Sadly, this is not going to happen.  The European Central Bank is strongly against any kind of write down (or even extending the maturity) of the debt, because, inevitably this means a further bail-out from the ECB.  European voters from countries that are not in a mess, are fed up of bailing out countries that are and so their politicians are not in a generous mood.  “The Greeks themselves must pay, through austerity and structural adjustment” is the cry.  Europe’s leaders therefore will do enough to allow Greece to limp on, but no more.

So, as Greece’s politicians surely knew, complete default is political suicide because of the chaos that would ensue, and is in fact happening on the world stage.  They therefore accepted whatever funds they could get and promised reform.  But they know full well that there was no chance of delivering it.  No politician in their right mind could stick to a plan that forces such pain on the people that vote them into office.  So they have slipped, and will inevitably beg for more money and further relief, which in turn will be given, resentfully, by the rest of Europe because, at any point in time, it will always be easier politically to roll over the debt one more time, than to bite the bullet and cancel it.

We have been here before.  During the 1980s, there was a Latin American debt crisis.  Several Latin American nations were insolvent - but it took a decade or so before the Brady Plan began to seriously address the solvency issue that was obvious from the start. In the 1980s and 1990s several African countries were mired in debt levels similar to those of Greece today.  They were forced to “structurally adjust”.  Many were, unsurprisingly, unenthusiastic about such reforms – but they did so to enable the debts to be rolled over, again and again, until finally the HIPC initiative and the Gleneagles Agreement in 2005 recognised reality and gave significant debt relief.
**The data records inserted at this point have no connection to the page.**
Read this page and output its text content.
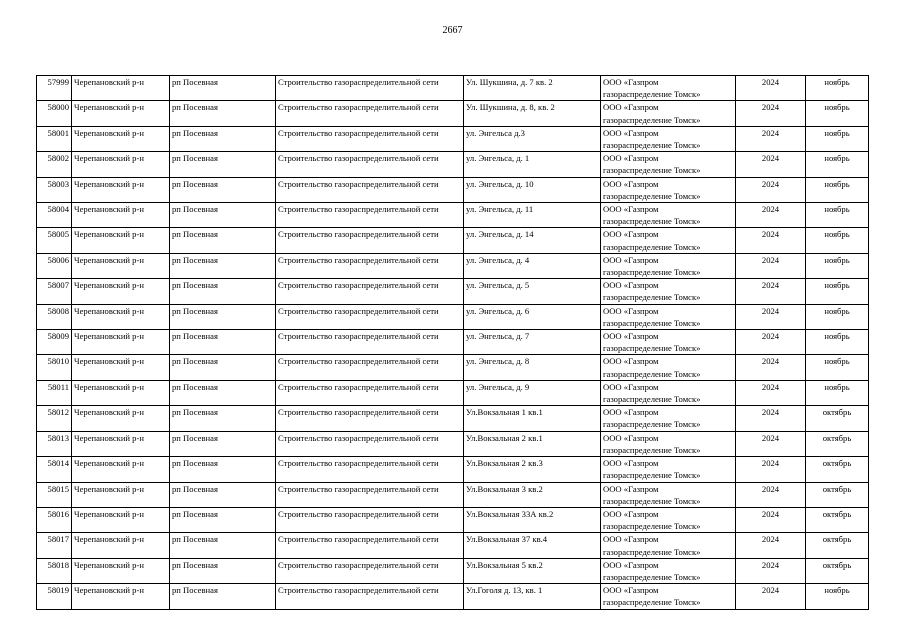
2667
57999	Черепановский р-н	рп Посевная	Строительство газораспределительной сети	Ул. Шукшина, д. 7 кв. 2	ООО «Газпром
газораспределение Томск»	2024	ноябрь
58000	Черепановский р-н	рп Посевная	Строительство газораспределительной сети	Ул. Шукшина, д. 8, кв. 2	ООО «Газпром
газораспределение Томск»	2024	ноябрь
58001	Черепановский р-н	рп Посевная	Строительство газораспределительной сети	ул. Энгельса д.3	ООО «Газпром
газораспределение Томск»	2024	ноябрь
58002	Черепановский р-н	рп Посевная	Строительство газораспределительной сети	ул. Энгельса, д. 1	ООО «Газпром
газораспределение Томск»	2024	ноябрь
58003	Черепановский р-н	рп Посевная	Строительство газораспределительной сети	ул. Энгельса, д. 10	ООО «Газпром
газораспределение Томск»	2024	ноябрь
58004	Черепановский р-н	рп Посевная	Строительство газораспределительной сети	ул. Энгельса, д. 11	ООО «Газпром
газораспределение Томск»	2024	ноябрь
58005	Черепановский р-н	рп Посевная	Строительство газораспределительной сети	ул. Энгельса, д. 14	ООО «Газпром
газораспределение Томск»	2024	ноябрь
58006	Черепановский р-н	рп Посевная	Строительство газораспределительной сети	ул. Энгельса, д. 4	ООО «Газпром
газораспределение Томск»	2024	ноябрь
58007	Черепановский р-н	рп Посевная	Строительство газораспределительной сети	ул. Энгельса, д. 5	ООО «Газпром
газораспределение Томск»	2024	ноябрь
58008	Черепановский р-н	рп Посевная	Строительство газораспределительной сети	ул. Энгельса, д. 6	ООО «Газпром
газораспределение Томск»	2024	ноябрь
58009	Черепановский р-н	рп Посевная	Строительство газораспределительной сети	ул. Энгельса, д. 7	ООО «Газпром
газораспределение Томск»	2024	ноябрь
58010	Черепановский р-н	рп Посевная	Строительство газораспределительной сети	ул. Энгельса, д. 8	ООО «Газпром
газораспределение Томск»	2024	ноябрь
58011	Черепановский р-н	рп Посевная	Строительство газораспределительной сети	ул. Энгельса, д. 9	ООО «Газпром
газораспределение Томск»	2024	ноябрь
58012	Черепановский р-н	рп Посевная	Строительство газораспределительной сети	Ул.Вокзальная 1 кв.1	ООО «Газпром
газораспределение Томск»	2024	октябрь
58013	Черепановский р-н	рп Посевная	Строительство газораспределительной сети	Ул.Вокзальная 2 кв.1	ООО «Газпром
газораспределение Томск»	2024	октябрь
58014	Черепановский р-н	рп Посевная	Строительство газораспределительной сети	Ул.Вокзальная 2 кв.3	ООО «Газпром
газораспределение Томск»	2024	октябрь
58015	Черепановский р-н	рп Посевная	Строительство газораспределительной сети	Ул.Вокзальная 3 кв.2	ООО «Газпром
газораспределение Томск»	2024	октябрь
58016	Черепановский р-н	рп Посевная	Строительство газораспределительной сети	Ул.Вокзальная 33А кв.2	ООО «Газпром
газораспределение Томск»	2024	октябрь
58017	Черепановский р-н	рп Посевная	Строительство газораспределительной сети	Ул.Вокзальная 37 кв.4	ООО «Газпром
газораспределение Томск»	2024	октябрь
58018	Черепановский р-н	рп Посевная	Строительство газораспределительной сети	Ул.Вокзальная 5 кв.2	ООО «Газпром
газораспределение Томск»	2024	октябрь
58019	Черепановский р-н	рп Посевная	Строительство газораспределительной сети	Ул.Гоголя д. 13, кв. 1	ООО «Газпром
газораспределение Томск»	2024	ноябрь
We know from history that generous debt relief now would save the Greeks from a decade of misery... and we know from history that it isn’t going to happen. That is a true Greek tragedy.


JamesG said...

Couldn't agree more - look forward to sharing these views when I am over there in September. The UK media coverage entirely fails to grasp this dimension instead focusing solely on the potential impact on the Euro and our own economy.

Carlos Fortin said...

I fully agree with Neil that the Greek government “ran extravagant policies for far too long and fiddled (legally) the numbers to make things seem better than they were.” Just two bits of context in this connection:
-the policies included extravagant military expenditure. In the 1990s the figures were fiddled vis-à-vis the EU, but an audit ran by Eurostat for the period 1997-2003 showed real expenditure exceeded the reported figure by some 8.4 billion euros (compare with the total fiscal deficit for 2010 of about 23 billion euros). Clearly tackling military expenditure must be a major component of any adjustment effort.
- the legal fiddling was encouraged and carried out by international banks, notably Goldman Sachs, and involved using complex derivative instruments to channel resources to the Greek government that would not appear as loans in the fiscal accounts and therefore affect its standing in the UE. The current government stopped that practice, described by the New York Times as akin to “taking out a second mortgage to pay credit card debt”.